Peut-être aussi accusera-t-on M. de Castries d’être parfois un commentateur aussi complaisant qu’ingénieux. On le chicanera, j’en suis certain, sur le sens symbolique qu’il prête au paradis musulman, aux voluptés charnelles promises aux croyans par le Prophète. Croirons-nous que ces jardins de délices, où jaillissent des sources vives, que ces belles filles aux seins arrondis et aux grands yeux noirs, enfermées dans des pavillons et pareilles à des perles soigneusement cachées, ne soient que des emblèmes des félicités spirituelles et de la vision béatifique ? » A la vérité, il est écrit dans le Coran « que Dieu ne rougit pas d’offrir en parabole jusqu’à un moucheron, que ceux dont le cœur dévie de la vraie route courent après la métaphore. » Mais la plupart des hommes courent après la métaphore, et Mahomet ne s’est point soucié de les faire revenir de leur erreur ; il ne les a point avertis qu’il s’était accommodé à la grossièreté de leurs pensées en matérialisant des joies mystiques par des images terrestres, que les vierges célestes n’ont pas des seins arrondis, que les houris sont des idées. Il nous a laissés libres d’en penser ce qu’il nous plairait, et c’est le cas de dire que qui ne dit mot consent.

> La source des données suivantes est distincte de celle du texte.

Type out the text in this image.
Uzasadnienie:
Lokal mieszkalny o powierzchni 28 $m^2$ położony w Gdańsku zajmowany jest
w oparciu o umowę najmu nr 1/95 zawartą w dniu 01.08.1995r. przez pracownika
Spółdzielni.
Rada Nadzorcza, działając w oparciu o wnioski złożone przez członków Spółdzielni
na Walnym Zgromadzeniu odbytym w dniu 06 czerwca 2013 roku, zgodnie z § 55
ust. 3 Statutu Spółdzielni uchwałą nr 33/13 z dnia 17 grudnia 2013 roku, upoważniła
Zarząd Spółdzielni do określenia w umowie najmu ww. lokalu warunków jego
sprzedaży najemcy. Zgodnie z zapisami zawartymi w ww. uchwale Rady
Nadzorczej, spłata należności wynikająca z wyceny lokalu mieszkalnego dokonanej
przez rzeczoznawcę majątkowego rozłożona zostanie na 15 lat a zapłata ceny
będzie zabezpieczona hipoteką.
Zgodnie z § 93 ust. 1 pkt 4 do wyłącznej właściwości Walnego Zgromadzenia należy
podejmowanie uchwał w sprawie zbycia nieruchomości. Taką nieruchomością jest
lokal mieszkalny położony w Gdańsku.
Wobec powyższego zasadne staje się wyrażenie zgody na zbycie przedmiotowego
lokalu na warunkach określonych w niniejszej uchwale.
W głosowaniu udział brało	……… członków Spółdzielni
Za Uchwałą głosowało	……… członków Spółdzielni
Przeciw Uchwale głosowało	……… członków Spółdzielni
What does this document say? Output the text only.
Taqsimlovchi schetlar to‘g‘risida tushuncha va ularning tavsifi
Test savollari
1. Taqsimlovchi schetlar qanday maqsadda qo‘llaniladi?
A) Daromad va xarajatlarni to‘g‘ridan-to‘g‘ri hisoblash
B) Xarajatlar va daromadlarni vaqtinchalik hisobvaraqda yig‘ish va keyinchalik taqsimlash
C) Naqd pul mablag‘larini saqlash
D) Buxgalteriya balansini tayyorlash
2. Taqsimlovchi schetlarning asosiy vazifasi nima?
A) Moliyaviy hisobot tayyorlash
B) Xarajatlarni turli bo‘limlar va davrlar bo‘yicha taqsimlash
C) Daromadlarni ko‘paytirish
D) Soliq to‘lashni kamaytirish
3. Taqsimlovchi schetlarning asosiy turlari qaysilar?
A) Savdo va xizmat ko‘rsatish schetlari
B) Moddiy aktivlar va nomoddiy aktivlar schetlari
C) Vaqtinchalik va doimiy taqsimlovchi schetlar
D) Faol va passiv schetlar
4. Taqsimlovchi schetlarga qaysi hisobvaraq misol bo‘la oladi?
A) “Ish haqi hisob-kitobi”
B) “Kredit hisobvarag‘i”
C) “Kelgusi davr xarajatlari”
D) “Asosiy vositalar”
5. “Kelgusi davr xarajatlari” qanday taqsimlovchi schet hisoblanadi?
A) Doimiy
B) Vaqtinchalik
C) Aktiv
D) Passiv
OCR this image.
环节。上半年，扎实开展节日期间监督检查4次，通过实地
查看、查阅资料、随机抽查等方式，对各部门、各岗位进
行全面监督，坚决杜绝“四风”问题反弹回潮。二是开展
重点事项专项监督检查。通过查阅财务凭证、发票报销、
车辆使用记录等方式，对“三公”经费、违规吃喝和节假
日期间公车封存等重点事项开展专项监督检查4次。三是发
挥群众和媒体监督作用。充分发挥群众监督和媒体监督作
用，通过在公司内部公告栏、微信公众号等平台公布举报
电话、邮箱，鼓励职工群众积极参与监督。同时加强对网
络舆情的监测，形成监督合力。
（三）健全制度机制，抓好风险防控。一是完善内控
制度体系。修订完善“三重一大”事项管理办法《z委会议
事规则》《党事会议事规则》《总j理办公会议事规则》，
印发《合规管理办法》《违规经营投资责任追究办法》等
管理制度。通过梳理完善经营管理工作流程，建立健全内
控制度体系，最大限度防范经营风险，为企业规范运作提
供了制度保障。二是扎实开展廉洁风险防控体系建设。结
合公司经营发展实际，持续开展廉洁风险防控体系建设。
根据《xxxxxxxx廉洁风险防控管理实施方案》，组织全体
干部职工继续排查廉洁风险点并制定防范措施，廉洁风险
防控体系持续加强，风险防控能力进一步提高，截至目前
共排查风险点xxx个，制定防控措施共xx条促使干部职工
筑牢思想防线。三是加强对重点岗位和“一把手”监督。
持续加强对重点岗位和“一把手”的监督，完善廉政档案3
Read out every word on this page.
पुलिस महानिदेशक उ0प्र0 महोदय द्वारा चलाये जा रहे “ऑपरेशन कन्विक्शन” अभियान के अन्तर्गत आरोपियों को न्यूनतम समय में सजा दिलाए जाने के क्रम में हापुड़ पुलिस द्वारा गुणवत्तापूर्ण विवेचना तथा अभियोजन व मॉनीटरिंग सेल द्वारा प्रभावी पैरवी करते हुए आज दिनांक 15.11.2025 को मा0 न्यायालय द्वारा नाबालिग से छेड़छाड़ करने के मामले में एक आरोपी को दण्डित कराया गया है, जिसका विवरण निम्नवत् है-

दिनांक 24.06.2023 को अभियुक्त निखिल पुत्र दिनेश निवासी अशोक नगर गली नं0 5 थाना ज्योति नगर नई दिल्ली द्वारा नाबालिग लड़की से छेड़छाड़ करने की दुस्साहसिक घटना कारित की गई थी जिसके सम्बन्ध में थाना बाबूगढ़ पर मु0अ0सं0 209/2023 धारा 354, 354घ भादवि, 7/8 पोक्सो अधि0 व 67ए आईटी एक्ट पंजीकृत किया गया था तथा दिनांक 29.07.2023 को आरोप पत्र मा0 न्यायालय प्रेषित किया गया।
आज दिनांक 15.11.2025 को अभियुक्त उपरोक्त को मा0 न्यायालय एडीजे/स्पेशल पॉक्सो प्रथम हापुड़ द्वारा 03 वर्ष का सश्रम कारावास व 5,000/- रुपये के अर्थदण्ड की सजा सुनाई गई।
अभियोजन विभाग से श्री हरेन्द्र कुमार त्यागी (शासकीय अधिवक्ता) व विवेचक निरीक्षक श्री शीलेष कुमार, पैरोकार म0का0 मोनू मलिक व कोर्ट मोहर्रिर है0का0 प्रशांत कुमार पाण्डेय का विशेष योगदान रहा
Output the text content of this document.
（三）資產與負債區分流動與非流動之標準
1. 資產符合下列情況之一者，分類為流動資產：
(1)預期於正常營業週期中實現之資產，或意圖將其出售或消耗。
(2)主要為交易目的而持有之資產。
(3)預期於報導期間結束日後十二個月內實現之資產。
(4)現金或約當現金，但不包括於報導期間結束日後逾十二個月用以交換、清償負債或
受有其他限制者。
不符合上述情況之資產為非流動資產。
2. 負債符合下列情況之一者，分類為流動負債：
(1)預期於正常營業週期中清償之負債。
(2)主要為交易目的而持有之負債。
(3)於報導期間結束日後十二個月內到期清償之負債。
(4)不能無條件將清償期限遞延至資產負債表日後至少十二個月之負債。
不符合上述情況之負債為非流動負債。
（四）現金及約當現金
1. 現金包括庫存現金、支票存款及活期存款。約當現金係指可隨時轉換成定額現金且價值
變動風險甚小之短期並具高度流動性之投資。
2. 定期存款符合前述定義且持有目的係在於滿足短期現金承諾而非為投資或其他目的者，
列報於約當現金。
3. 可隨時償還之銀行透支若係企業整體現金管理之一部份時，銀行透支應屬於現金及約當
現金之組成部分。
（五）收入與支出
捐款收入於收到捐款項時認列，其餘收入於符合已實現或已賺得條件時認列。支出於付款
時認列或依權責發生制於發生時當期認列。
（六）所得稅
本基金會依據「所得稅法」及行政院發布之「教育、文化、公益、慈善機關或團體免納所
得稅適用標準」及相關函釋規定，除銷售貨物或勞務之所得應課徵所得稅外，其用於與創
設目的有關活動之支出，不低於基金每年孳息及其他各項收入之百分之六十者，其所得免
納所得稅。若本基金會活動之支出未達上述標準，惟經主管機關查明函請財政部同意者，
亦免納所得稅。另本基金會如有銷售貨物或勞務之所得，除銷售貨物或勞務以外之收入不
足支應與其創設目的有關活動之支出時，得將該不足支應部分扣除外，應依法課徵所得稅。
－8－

L’originalité de l’islamisme n’est pas dans le dogme, mais dans la personne du fondateur, qui seul entre tous les législateurs religieux, ne s’est point donné pour un Dieu, pour un être surnaturel, pour un thaumaturge, ni même pour un saint, pour un impeccable. La miséricorde divine à laquelle il recommandait ses frères lui était nécessaire comme à eux, et il l’implorait pour lui-même. Il a toujours déclaré qu’il n’était qu’un homme, que son seul privilège était sa mission prophétique et les communications qu’il avait reçues du ciel pour le bien de son peuple. M. de Castries en convient, Mahomet, qui avait de la divinité une conception si élevée, n’avait qu’une médiocre idée de l’humanité, et il faisait une large part à ses faiblesses et à ses passions. Il n’a point entendu créer une de ces religions idéalistes qui commandent à l’homme de violenter sa nature, de devenir un homme nouveau. Il aurait cru blasphémer s’il avait dit : « Soyez parfaits comme votre père qui est aux cieux. » Nous ne sommes qu’une vile poussière ; notre néant

  1. Babylonierthum, Judenthum und Christenthum, von Dr Adolf Wahrmund, Leipzig. 1882, p. 228.